They don’t know; they don’t see.

They only watch him during matches, and sometimes after, making faces and swearing at women and referees. They don’t see the hurt, the emptiness. How can they?

How can they see Jose awake, Jose wash the sleep from his eyes, Jose shave each morning, sometimes twice? How can they see him trod down the stairs to his breakfast, his coffee cold and his Cornflakes soggy?

How can they hear the Enya he puts on and appreciate the soft vocals, soothing melodies, and supernatural reverberations?

They can’t. They’ll never understand. And they don’t want to. They only want to see him fail.

They want to see Dynamo Kyiv beat Chelsea on Wednesday, and they want Jose to make faces while it happens. He’s just a clown to them, a fool. A David Bowie, as media scholar Nicholas Greco explains, who has destroyed his celebrity on purpose. An oddity they can’t stop staring at.

He is abused. He may soon disappear.

He’ll not be at Britannia Stadium Saturday. They’ve confined him to his hotel in Stoke for the match. But at least he’ll have sparkling water. And they’ll not get to gape at his crooked tie, creased trousers and untucked shirt. Gawkers.

Still, they’ll talk about him. They always do. About mutinies and Eden Hazard and lawsuits and Eva Carneiro. About his job, and what he’ll do should he lose it.

And he might. And maybe he wants to.

Maybe he wants a break, to go away for a while, to find enjoyment again. The sort of enjoyment football can’t give, that no one thing can give. Like Siddhartha, he might suppress and deconstruct Self, that Self that burdens him and makes faces, and mercifully discover peace and enlightenment.

He might walk daily to the Thames and sit down and listen, listen to the river.

But first he must put himself in front of them again. He must take his team to Stamford Bridge and talk to them, look at them, and deploy them against Dynamo Kyiv. And then he must watch them, while they watch him.

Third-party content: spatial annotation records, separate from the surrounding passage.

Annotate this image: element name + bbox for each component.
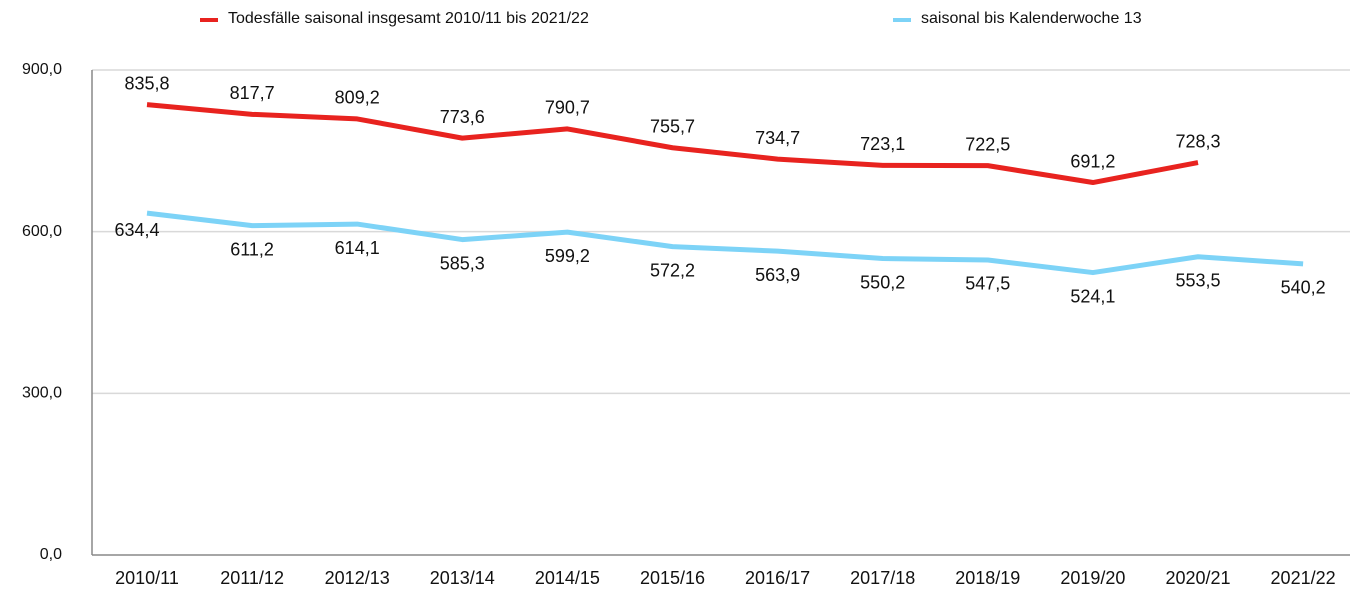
y-tick-label: 900,0 <box>22 61 62 78</box>
data-label: 634,4 <box>114 220 159 240</box>
data-label: 572,2 <box>650 260 695 280</box>
data-label: 547,5 <box>965 274 1010 294</box>
x-tick-label: 2018/19 <box>955 568 1020 588</box>
data-label: 790,7 <box>545 98 590 118</box>
data-label: 773,6 <box>440 107 485 127</box>
data-label: 723,1 <box>860 134 905 154</box>
x-tick-label: 2019/20 <box>1060 568 1125 588</box>
data-label: 553,5 <box>1175 270 1220 290</box>
x-tick-label: 2013/14 <box>430 568 495 588</box>
x-tick-label: 2021/22 <box>1271 568 1336 588</box>
data-label: 817,7 <box>230 83 275 103</box>
data-label: 585,3 <box>440 253 485 273</box>
legend-label: Todesfälle saisonal insgesamt 2010/11 bi… <box>228 10 589 27</box>
x-tick-label: 2010/11 <box>115 568 179 588</box>
y-tick-label: 300,0 <box>22 385 62 402</box>
data-label: 755,7 <box>650 117 695 137</box>
x-tick-label: 2016/17 <box>745 568 810 588</box>
data-label: 540,2 <box>1281 278 1326 298</box>
data-label: 563,9 <box>755 265 800 285</box>
x-tick-label: 2015/16 <box>640 568 705 588</box>
data-label: 734,7 <box>755 128 800 148</box>
data-label: 728,3 <box>1175 131 1220 151</box>
data-label: 614,1 <box>335 238 380 258</box>
data-label: 809,2 <box>335 88 380 108</box>
y-tick-label: 0,0 <box>40 546 62 563</box>
x-tick-label: 2012/13 <box>325 568 390 588</box>
legend-label: saisonal bis Kalenderwoche 13 <box>921 10 1142 27</box>
data-label: 599,2 <box>545 246 590 266</box>
data-label: 691,2 <box>1070 151 1115 171</box>
x-tick-label: 2017/18 <box>850 568 915 588</box>
y-tick-label: 600,0 <box>22 223 62 240</box>
data-label: 835,8 <box>124 73 169 93</box>
x-tick-label: 2011/12 <box>220 568 284 588</box>
data-label: 550,2 <box>860 272 905 292</box>
data-label: 722,5 <box>965 134 1010 154</box>
data-label: 524,1 <box>1070 286 1115 306</box>
series-line <box>146 210 1304 276</box>
data-label: 611,2 <box>230 239 274 259</box>
series-line <box>146 102 1199 186</box>
x-tick-label: 2014/15 <box>535 568 600 588</box>
x-tick-label: 2020/21 <box>1165 568 1230 588</box>
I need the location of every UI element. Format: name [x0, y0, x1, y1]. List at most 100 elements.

And they’ll watch a broken man and talk about his brokenness. About his faces and swearing and lawsuits and mutinies. And Jose, the victim, will know what they say and become what they talk about, for they have made him and they can unmake him.

They are cruel and their cruelty desolates him, hollows him.

They’re out to get Jose Mourinho. And they’ve almost got him.